Data-driven approaches for traffic state and emission estimation
Language: English Series: Linköping Studies in Science and Technology. Dissertations ; 2144Publication details: Norrköping : Linköping University. Department of Science and Technology, 2021Description: 77 sISBN:- 9789179296452
Härtill 5 uppsatser
Diss. (sammanfattning) Linköping : Linköpings universitet, 2021
Traffic congestion is one of the most severe problems in modern urban areas. Besides the amplified travel times, traffic congestion intensifies the amount of emitted pollutants impacting human health and the environment. By making the appropriate interventions in traffic, transportation planners can mitigate congestion and enhance the performance of a traffic system. One crucial step in traffic planning and management is the estimation of the current or historical traffic state of a network. The estimation of the traffic state variables (traffic flow, density and speed) reveals the problematic parts of a network, namely, the parts associated with severe congestion and high emission rates. Traffic-related observations and traffic models constitute two core elements of a traffic state estimation approach. While the available observation data explicitly or implicitly provide partial information on the traffic state, traffic models define the traffic behaviour and contribute to estimating the variables when they are not directly observable. The estimated traffic state variables form the input to the so-called emission models, which estimate the mass of the emitted pollutants. The type and availability level of the observation data play a key role in traffic state and emission estimation. Traditionally, the primary source of traffic-related field data are stationary detectors (loop detectors, radar sensors or cameras). Today, following the late advances in communication systems, a vast amount of traffic-related data from mobile sources (GPS or cellular networks) is available.

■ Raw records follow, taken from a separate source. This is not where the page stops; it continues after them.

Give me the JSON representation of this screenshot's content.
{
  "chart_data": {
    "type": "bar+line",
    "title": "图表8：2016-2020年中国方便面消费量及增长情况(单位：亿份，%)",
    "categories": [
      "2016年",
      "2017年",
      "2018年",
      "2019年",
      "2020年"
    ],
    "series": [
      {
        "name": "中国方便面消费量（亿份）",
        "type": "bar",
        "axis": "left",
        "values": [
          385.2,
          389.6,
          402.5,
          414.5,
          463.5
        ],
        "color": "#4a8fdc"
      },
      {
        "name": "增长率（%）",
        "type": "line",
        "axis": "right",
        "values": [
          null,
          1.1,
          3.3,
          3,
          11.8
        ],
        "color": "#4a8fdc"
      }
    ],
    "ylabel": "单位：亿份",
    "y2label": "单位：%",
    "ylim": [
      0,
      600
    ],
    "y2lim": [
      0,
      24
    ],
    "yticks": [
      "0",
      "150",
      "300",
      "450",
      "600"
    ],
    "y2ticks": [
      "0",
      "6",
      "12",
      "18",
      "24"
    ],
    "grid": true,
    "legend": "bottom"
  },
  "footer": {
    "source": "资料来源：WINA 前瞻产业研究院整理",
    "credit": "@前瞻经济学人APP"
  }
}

Such high data availability may give transportation planners new insights into understanding traffic behaviour. Appropriate exploitation of data coming from mobile sources can improve the existing approaches for estimating the traffic state and emissions. The broad aim of this thesis is to enhance the quality of traffic state and emission estimation. A special focus is given to the development of methods for exploiting the growing availability of traffic-related field data. By combining traffic data and models, the thesis proposes data-driven approaches for traffic state and emission estimation.